Inną klasą leków, które mogą spowolnić proces starzenia się, są tzw. Senolityki. Działanie tych leków jest skierowane przeciwko komórkom, które zatrzymały ich podział. Dzięki ich zachowaniu komórki te przypominają komórki nowotworowe, co oznacza, że ​​według naukowców można je leczyć lekami przeciwnowotworowymi. Grupa naukowców z różnych instytucji naukowych zażywała dazatynib, lek przeciwnowotworowy (sprzedawany pod nazwą Sprycel) i kwercetynę, naturalny związek występujący w wielu owocach, warzywach, liściach i zbożach, i sprzedawany jako suplement diety o właściwościach przeciwhistaminowych i przeciwzapalnych (również nie potwierdzone badaniami klinicznymi).

Eksperymenty na kulturach komórkowych przeprowadzone przez grupę naukowców z różnych instytucji naukowych wykazały, że senolitycy selektywnie powodują śmierć starych komórek, a jednocześnie nie mają wpływu na młode i zdrowe.
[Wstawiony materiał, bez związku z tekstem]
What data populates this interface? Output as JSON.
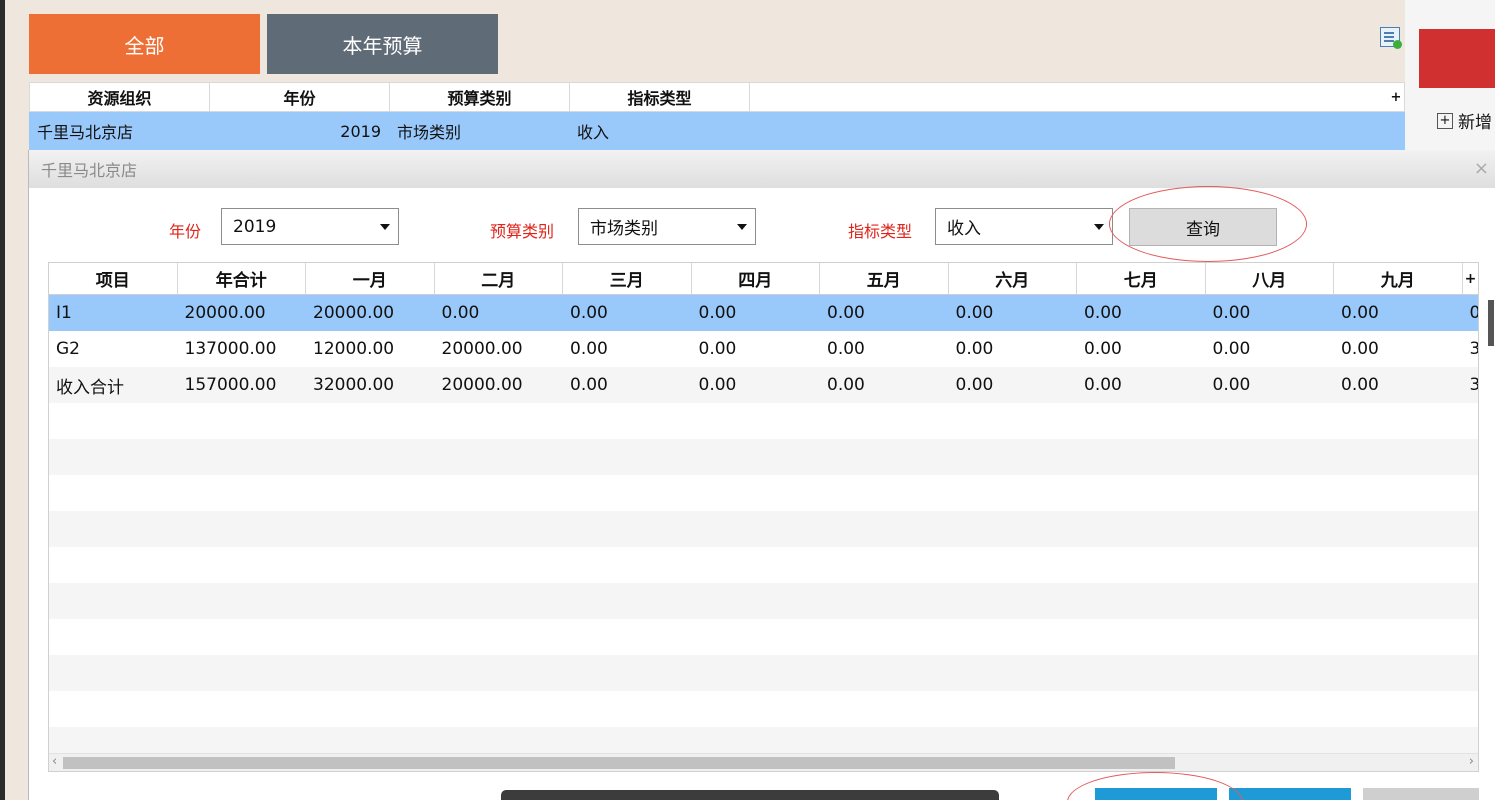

Dasatynib w kompozycji niszczy starzejące się komórki - prekursory komórek tłuszczowych, a kwercetyna była bardziej skuteczna przeciwko starzejącym się ludzkim komórkom śródbłonkowym i komórkom macierzystym szpiku kostnego myszy.
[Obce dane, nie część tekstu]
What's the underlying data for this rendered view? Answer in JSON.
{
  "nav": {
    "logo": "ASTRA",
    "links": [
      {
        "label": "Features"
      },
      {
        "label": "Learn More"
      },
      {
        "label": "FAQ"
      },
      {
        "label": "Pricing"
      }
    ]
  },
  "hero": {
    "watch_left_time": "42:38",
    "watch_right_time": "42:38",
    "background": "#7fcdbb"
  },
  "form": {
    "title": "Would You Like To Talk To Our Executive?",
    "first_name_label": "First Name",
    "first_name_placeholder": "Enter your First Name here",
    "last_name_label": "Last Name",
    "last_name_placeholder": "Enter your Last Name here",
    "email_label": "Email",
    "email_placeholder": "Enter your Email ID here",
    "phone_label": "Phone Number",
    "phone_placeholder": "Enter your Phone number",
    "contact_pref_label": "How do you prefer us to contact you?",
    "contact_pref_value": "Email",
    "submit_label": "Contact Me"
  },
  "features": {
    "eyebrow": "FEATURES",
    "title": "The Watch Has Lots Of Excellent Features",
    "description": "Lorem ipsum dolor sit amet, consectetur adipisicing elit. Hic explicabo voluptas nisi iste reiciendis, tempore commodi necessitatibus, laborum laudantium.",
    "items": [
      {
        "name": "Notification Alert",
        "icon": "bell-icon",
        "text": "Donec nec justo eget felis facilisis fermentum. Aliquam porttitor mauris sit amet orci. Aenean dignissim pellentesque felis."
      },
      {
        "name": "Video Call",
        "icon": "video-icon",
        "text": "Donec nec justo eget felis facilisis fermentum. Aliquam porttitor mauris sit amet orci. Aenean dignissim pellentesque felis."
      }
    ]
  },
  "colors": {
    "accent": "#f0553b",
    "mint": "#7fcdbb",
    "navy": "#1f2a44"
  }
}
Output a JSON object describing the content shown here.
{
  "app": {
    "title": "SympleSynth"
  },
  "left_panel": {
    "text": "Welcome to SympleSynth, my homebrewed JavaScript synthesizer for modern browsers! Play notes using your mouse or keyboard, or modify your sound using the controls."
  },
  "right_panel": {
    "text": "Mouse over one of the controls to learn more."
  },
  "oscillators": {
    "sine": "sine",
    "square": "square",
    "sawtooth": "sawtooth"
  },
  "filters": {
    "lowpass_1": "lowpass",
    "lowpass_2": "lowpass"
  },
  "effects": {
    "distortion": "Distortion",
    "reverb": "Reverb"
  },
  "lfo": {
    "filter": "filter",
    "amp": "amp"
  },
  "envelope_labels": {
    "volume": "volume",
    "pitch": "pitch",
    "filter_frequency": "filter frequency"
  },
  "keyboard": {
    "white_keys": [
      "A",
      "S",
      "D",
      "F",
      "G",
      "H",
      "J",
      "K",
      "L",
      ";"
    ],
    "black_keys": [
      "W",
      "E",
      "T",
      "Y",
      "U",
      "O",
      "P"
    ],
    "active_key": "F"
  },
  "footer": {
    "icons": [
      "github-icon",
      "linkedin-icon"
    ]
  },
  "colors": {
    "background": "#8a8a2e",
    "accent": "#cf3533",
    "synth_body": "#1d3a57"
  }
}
Według naukowców połączenie dasatynibu i kwercetyny daje silny efekt przeciwstarzeniowy, a testy na myszach laboratoryjnych wykazały, że nawet jednorazowe podanie poprawia funkcje układu sercowo-naczyniowego, zwiększa wytrzymałość i wzmacnia tkankę kostną. Naukowcy zauważają, że wiele osób musi wziąć pod uwagę wiele czynników przed testowaniem Senolitu, ale ogólnie są one pełne optymizmu: leki będą musiały być brane rzadko, a nawet częściowe zmniejszenie objawów starzenia znacznie poprawi jakość życia osób starszych.

Kolejny krok w kierunku długowieczności został podjęty we wrześniu ubiegłego roku, kiedy szef BioViva, 44-letnia Elizabeth Parrish, jako pierwsza przeszła kurs terapii przeciwstarzeniowej opracowanej przez własną firmę. Jedna część kursu miała na celu zapobieganie utracie masy mięśniowej wraz z wiekiem, druga - zwiększenie poziomu produkcji telomerazy. Te telomery, które chronią chromosomy przed zużyciem, są skracane z każdym podziałem komórek. W końcu niezwykle krótkie telomery tracą zdolność do ochrony chromosomów, w wyniku czego dochodzi do dysfunkcji komórek i starzenia się ciała.

Parrish ogłosił początek eksperymentu na Reddicie, zachęcając użytkowników do zadawania jej pytań. Zauważ, że Parrish przeszedł cykl zastrzyków w Kolumbii, leki nie zostały zatwierdzone przez FDA i cały eksperyment nie był pozbawiony krytycznej opinii społeczności naukowej. Wcześniej technika była już testowana na hodowlach komórkowych i zwierzętach laboratoryjnych, ale nie była testowana na ludziach - Elizabeth stała się „zero” pacjentką własnej firmy.

← Pierwszym, który przeszedł kurs terapii przeciwstarzeniowej BioViva był założycielem tej firmy.

Autorzy badania twierdzą, że udało im się powstrzymać skracanie telomerów i rozpocząć ich wzrost. Do marca tego roku telomery Parrish, które wcześniej miały około 6,71 Kb, wzrosły do ​​7,33 Kb, stając się tym samym „młodszymi” o 20 lat. Eksperyment trwa - naukowcy planują przez lata monitorowanie zdrowia Elżbiety.

Trudno powiedzieć, jakie miejsce we wszystkich tych opowieściach zajmuje interesy firm inwestycyjnych sponsorowanych przez biotechnologię i lobby farmaceutycznego. W każdym razie to, co biolodzy na całym świecie robią w laboratoriach, nie szuka jeszcze sekretów wiecznej młodości, ale badania nad sposobami zwiększenia średniej długości życia, poprawy kondycji fizycznej, zwalczania przedwczesnego starzenia się i innych poważnych chorób, a zatem dobrej misji. Medycyna nie rozwija się tak powoli, jak się czasem wydaje, ponieważ człowiek jest w stanie wiele - i im więcej żyjemy, tym więcej będziemy mogli.

Zdjęcia: Cake78 (3D i zdjęcia) - stock.adobe.com, japolia -stock.adobe.com, Sergey Nivens - stock.adobe.com, Sergey Nivens -stock.adobe.com

Obejrzyj film: Czy możemy żyć 150 lat? w BBC Earth (Kwiecień 2024).